- Tynes in 1987
- Born: 30 June 1949 Dartmouth, Nova Scotia
- Died: 12 September 2011 (aged 62)
- Education: Dalhousie University
- Occupations: Poet, educator

= Maxine Tynes =

Canadian poet (1949–2011)

Maxine Nellie Tynes (30 June 1949 – 12 September 2011) was a Canadian poet, writer, and educator.

==Early life and education==
A descendent of Black Loyalists, Tynes was born on 30 June 1949 and raised in Dartmouth, Nova Scotia. She contracted polio at age 4, which left her right leg paralyzed. Unable to attend school for several years due to her illness, Tynes was taught to read and write by her mother Ada Maxwell Tynes, a homemaker. Her father, Joseph (Joe) Tynes, was a shipyard worker.

Tynes began writing poetry during her teenage years. Her work explored themes of race, social inequality, war, disability, and feminism.

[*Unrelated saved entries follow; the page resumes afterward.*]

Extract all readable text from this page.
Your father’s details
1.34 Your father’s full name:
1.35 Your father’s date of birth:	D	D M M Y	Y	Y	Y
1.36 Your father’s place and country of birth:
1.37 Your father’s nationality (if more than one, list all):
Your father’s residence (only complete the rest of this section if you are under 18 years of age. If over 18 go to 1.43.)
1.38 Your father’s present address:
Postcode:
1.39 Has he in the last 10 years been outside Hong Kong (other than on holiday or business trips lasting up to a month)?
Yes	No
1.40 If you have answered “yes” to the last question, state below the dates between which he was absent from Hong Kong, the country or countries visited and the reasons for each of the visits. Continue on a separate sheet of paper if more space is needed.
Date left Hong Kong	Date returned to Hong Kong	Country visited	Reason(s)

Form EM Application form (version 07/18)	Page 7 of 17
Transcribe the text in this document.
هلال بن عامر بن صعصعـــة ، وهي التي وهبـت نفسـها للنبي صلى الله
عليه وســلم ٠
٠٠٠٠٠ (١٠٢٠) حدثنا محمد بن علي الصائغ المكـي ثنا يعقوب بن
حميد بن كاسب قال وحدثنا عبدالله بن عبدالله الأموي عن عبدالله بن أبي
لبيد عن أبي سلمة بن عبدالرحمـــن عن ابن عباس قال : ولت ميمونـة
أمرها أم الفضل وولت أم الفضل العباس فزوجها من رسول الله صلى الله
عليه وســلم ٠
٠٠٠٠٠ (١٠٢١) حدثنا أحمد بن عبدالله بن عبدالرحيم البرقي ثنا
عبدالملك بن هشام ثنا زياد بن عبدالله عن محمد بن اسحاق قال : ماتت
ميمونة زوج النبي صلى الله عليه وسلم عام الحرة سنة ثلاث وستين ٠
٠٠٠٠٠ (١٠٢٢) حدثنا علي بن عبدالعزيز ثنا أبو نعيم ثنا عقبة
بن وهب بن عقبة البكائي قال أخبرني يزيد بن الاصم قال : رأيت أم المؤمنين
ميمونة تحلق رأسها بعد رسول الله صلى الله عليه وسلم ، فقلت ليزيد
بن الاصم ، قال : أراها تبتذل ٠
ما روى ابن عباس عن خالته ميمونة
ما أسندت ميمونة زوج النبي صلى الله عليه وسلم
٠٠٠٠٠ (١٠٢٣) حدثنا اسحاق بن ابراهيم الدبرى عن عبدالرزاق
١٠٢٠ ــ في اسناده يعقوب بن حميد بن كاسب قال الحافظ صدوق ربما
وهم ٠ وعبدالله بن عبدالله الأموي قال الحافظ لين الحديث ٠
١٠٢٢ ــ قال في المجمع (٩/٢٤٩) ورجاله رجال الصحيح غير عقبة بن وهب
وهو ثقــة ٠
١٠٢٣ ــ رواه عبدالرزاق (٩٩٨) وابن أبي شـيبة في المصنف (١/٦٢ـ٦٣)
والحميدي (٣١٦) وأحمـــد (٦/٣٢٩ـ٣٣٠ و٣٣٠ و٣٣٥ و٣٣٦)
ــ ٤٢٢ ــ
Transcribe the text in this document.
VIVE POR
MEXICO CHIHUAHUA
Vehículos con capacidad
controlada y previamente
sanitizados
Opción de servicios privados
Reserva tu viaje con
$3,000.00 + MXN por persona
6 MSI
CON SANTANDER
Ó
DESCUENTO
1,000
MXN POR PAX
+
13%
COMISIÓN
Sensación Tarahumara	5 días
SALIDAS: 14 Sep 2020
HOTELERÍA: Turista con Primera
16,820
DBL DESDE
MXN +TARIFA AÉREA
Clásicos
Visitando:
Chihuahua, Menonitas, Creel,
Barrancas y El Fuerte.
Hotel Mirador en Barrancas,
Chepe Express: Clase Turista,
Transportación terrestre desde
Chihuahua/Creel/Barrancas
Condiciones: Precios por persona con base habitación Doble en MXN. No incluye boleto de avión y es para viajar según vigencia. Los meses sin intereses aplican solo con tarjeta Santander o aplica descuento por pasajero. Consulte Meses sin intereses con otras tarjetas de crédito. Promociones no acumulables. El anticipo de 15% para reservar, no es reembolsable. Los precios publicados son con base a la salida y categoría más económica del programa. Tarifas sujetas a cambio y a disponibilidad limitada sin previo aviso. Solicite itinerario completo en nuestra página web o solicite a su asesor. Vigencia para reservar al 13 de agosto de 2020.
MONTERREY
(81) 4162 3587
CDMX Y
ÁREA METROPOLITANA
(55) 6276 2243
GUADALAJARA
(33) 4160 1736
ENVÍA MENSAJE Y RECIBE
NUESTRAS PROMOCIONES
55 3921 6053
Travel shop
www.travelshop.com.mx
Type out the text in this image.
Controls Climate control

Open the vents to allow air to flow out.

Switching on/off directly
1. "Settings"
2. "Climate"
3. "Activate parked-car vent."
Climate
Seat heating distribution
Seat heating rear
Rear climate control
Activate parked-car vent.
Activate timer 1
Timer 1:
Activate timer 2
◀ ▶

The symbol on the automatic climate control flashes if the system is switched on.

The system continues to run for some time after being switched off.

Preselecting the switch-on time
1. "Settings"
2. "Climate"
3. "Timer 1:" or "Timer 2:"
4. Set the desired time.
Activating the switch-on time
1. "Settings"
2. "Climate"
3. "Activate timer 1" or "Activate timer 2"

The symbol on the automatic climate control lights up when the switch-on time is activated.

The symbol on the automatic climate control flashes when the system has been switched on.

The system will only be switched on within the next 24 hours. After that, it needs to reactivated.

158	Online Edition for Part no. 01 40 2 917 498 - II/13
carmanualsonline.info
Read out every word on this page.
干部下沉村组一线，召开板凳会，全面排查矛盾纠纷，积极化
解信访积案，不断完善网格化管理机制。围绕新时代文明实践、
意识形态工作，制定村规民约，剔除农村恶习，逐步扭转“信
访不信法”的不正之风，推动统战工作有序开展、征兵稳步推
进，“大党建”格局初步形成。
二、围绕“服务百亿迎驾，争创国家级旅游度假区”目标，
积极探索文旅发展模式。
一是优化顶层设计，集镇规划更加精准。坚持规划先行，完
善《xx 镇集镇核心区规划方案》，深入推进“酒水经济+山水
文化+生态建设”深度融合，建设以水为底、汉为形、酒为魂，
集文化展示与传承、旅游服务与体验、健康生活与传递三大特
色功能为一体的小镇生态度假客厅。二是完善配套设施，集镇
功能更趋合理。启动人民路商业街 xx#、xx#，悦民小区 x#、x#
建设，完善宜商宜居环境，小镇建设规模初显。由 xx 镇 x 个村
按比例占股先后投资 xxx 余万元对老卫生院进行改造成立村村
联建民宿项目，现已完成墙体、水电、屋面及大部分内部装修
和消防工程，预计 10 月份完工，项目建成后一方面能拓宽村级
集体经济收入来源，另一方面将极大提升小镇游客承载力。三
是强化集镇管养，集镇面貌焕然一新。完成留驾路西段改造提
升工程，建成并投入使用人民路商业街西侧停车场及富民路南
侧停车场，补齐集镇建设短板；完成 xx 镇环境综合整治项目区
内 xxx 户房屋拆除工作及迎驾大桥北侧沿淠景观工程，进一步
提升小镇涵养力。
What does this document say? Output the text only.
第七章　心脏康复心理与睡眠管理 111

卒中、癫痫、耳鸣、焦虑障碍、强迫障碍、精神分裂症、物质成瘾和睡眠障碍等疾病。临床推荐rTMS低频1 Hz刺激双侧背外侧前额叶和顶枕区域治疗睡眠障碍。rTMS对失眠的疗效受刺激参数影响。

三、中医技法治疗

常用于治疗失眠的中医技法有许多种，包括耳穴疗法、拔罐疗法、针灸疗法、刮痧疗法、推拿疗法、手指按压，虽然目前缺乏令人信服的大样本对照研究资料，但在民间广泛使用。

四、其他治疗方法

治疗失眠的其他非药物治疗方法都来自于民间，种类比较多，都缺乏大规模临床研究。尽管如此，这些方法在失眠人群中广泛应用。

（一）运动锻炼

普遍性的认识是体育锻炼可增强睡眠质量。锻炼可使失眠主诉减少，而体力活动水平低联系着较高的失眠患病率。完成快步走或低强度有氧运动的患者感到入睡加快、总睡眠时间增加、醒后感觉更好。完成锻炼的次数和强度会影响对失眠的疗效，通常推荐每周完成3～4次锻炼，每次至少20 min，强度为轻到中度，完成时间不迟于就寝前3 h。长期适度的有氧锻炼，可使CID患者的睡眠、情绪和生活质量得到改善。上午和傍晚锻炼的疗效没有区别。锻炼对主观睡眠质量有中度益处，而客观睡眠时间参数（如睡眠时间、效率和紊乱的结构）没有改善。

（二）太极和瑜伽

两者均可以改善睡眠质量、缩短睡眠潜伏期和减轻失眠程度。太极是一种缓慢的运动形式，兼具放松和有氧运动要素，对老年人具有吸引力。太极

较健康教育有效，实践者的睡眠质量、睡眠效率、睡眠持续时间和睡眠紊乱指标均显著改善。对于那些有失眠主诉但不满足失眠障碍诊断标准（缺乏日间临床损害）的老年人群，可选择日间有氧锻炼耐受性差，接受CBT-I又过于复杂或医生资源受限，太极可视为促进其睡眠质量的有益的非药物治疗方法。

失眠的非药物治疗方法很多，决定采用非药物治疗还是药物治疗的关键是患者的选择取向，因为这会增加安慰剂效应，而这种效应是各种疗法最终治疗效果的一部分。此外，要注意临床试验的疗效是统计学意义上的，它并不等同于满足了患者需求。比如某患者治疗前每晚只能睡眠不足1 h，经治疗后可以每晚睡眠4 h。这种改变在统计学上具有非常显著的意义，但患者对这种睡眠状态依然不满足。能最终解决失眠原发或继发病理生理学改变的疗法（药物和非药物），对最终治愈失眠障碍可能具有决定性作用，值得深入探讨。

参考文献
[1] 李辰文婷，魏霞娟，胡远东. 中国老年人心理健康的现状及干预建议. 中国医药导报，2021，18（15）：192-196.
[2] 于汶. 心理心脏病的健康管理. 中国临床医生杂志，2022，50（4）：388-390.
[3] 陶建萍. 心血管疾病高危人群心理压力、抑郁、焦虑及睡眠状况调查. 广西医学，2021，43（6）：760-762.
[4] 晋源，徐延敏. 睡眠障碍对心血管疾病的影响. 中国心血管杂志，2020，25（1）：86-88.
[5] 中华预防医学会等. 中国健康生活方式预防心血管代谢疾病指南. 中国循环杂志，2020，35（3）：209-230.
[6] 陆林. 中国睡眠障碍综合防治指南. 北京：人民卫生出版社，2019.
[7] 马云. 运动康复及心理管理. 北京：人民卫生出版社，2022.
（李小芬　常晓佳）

After graduating from Dartmouth High School, Tynes studied at Dalhousie University, where she won the Dennis Memorial Poetry Prize. She graduated with an education degree in 1975.

==Career==
Tynes taught English at the former Graham Creighton High School in Cherry Brook; and at Cole Harbour District High School and Auburn Drive High School in Forest Hills, just outside Dartmouth; for 31 years. In 1993, she received a medal from the Governor General for excellence in teaching.

She was the first African-Canadian woman to sit on the Dalhousie University board of governors, where she served from 1986 to 1994.

Tynes' first book of poetry, Borrowed Beauty, was published in 1987 and won the Milton Acorn People's Poetry Award. She went on to publish three other poetry anthologies. Tynes also contributed to various other Maritimes publications as well as CBC Radio.

==Publications==
Tynes wrote four poetry anthologies, all published by Pottersfield Press of Lawrencetown.

- Borrowed Beauty (1987)
- Woman Talking Woman (1990)
- Save the World For Me (1991) – children's book
- The Door of My Heart (1993)

==Death==
Tynes died of complications of polio on 12 September 2011 at age 62.

==Honours==
A room in the Alderney Gate Public Library in downtown Dartmouth was formally named The Maxine Tynes Room on 14 June 1990, and features a portrait of Tynes by artist Rosemary McDonald. The same portrait appears on the cover of Woman Talking Woman.

In 1992, Tynes was awarded an honorary Doctor of Humane Letters from Mount Saint Vincent University in Halifax.

In 2021, the Writers' Federation of Nova Scotia named its poetry award the Maxine Tynes Nova Scotia Poetry Award.